Since they’d arrived in Colorado some months ago, Emma and Paul had barely listened to anything more than maybe thirty seconds total of music. Music and musicals were different, but the Apotheosis had been too recent a wound for them not to visualize anything but guns, blue and choreography.
Melophobia didn’t quite fit the bill since it implied irrationality, but that’s what they’d been calling it. A melophobia nobody but them could understand.
“Yeah,” she winced.
Paul stood for a moment in thought, rubbing her shoulder absentmindedly. She hadn’t even realized how tense it was. "Well… is it like a full-blown musical?”
Emma scrunched her nose. She shuddered at the thought. “Geez, ‘course not. There’s just one song, plus some of those sung voiceover scene transitions.”
“Do you think you'll be okay with watching it?" he asked after a thoughtful hum.
"I think I can handle it," she said. "Can you?"
He nodded slowly, clicking its poster and pressing play. “Besides, you know this movie and which parts the singing comes in. We can always skip or mute it, right? Or just stop altogether.”
Emma smiled, leaning into him. “I’m here for you if it gets too much.”
“Me too,” Paul murmured quietly.
She could see it all so vividly, and that might be the cruelest thing of all.
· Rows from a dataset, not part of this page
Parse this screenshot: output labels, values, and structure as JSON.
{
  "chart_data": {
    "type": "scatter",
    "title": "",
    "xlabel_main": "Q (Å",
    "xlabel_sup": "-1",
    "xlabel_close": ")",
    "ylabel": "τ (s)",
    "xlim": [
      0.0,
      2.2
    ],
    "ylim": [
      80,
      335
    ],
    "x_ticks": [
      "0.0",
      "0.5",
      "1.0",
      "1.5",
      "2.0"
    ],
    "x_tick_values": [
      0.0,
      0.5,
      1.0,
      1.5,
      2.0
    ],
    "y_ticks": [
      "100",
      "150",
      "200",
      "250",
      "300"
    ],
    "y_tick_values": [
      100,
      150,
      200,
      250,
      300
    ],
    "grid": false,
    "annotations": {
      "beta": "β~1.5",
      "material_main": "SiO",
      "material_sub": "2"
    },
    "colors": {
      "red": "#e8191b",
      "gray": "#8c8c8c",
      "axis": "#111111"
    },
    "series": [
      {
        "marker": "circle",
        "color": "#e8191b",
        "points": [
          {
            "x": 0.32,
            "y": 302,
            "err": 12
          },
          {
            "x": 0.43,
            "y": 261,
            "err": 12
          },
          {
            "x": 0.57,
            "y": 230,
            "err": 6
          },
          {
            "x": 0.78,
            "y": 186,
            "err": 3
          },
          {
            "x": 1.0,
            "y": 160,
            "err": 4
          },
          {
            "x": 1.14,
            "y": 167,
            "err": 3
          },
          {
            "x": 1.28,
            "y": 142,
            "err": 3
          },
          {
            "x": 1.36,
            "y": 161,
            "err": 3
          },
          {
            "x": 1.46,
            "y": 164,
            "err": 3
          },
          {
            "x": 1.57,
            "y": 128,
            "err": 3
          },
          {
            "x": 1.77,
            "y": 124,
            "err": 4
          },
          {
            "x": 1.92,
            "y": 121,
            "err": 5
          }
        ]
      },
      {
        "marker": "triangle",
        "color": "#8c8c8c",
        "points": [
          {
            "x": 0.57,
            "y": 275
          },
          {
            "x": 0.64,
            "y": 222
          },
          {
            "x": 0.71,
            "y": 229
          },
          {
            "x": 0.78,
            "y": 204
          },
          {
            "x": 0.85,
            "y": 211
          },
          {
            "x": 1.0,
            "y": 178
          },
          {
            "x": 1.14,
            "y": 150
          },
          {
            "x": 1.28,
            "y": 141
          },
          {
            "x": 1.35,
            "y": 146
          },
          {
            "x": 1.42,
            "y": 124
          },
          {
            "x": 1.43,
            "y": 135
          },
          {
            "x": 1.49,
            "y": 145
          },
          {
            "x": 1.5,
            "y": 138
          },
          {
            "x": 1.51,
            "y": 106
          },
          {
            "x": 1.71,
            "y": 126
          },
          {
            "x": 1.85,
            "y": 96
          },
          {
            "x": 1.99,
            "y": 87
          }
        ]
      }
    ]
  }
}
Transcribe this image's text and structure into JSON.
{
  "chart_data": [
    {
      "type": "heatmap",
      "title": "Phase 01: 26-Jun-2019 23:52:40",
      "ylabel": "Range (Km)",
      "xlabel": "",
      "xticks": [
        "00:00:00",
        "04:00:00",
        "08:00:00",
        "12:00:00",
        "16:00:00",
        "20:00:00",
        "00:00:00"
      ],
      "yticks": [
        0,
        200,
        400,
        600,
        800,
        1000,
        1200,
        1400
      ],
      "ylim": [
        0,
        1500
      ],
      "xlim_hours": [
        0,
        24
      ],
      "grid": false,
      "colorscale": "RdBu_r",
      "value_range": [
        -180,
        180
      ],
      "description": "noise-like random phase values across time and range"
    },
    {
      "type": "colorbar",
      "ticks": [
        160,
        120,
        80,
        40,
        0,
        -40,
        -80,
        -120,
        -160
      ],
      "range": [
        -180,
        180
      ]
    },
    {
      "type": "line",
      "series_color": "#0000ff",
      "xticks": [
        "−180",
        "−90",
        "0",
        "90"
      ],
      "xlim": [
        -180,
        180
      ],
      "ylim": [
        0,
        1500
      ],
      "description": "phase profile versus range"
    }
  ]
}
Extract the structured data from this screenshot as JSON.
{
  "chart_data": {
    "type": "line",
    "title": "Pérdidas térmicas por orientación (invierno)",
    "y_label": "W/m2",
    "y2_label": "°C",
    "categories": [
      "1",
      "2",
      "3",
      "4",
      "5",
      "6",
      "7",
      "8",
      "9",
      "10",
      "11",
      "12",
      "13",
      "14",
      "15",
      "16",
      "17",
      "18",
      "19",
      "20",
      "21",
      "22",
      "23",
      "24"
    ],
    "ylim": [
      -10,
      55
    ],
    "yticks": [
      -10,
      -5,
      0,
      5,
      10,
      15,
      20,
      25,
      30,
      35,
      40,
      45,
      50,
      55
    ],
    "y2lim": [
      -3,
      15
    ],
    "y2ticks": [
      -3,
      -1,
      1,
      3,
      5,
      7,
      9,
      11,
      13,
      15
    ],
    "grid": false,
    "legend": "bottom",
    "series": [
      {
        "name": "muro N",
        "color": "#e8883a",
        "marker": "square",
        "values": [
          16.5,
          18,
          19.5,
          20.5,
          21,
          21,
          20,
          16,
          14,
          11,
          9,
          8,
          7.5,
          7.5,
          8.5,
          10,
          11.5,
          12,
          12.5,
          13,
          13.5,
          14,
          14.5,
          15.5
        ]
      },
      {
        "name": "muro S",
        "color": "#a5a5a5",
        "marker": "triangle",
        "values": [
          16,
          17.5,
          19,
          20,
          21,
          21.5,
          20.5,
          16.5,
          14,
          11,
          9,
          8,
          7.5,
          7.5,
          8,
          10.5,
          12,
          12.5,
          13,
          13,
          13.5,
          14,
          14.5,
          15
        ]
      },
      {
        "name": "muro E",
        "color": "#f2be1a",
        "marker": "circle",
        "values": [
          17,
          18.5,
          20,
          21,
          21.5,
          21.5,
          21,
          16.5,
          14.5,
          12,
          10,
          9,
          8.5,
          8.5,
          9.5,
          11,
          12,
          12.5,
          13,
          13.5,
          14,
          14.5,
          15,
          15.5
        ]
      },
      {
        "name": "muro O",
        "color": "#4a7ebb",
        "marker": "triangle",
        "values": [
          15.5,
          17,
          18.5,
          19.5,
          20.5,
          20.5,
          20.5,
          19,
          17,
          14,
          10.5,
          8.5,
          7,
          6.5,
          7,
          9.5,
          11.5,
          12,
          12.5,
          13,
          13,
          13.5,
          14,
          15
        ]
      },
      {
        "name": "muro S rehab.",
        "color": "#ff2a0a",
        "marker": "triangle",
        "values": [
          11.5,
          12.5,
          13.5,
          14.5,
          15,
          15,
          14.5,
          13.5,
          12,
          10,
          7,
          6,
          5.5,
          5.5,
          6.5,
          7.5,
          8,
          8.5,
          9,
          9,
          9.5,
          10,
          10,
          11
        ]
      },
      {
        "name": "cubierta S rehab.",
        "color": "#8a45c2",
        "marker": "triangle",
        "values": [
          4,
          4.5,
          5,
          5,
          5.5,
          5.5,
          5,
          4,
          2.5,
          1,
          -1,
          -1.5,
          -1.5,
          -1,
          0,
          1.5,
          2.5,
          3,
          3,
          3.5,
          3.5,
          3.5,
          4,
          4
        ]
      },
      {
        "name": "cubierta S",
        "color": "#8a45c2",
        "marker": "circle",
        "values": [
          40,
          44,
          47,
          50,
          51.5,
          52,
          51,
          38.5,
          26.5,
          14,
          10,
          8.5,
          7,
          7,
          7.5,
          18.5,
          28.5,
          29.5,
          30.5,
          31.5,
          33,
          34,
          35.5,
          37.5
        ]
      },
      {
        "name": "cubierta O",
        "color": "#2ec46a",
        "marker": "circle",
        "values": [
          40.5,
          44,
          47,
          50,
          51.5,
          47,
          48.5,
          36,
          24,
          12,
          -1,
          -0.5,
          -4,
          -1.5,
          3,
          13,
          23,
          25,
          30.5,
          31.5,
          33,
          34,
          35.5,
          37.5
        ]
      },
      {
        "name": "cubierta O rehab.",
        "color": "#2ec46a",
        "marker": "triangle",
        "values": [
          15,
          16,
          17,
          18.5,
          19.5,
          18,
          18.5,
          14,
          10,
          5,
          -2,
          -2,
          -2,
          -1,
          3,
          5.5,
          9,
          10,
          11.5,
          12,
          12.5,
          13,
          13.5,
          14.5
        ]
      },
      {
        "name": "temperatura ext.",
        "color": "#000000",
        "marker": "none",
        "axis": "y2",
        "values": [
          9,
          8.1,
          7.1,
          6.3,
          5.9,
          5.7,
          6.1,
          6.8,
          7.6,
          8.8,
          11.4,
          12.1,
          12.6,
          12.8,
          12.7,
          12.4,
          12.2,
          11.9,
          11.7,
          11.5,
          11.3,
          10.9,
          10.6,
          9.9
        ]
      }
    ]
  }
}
Emma thought she’d found solace in Paul’s arms that moment. That they’d made it out of their perpetually awful dumpster fire of a town. Funny how one note can turn everything into ash and dust.
Paul yanked her up, still smiling as if nothing were wrong. She could do nothing but sob as her jaw snapped from its joints with a resounding crack! Her throat burned with blue slime and fear.
And, with her last breath and all the could-have-been futures fading away, she let the Apotheosis rip through her.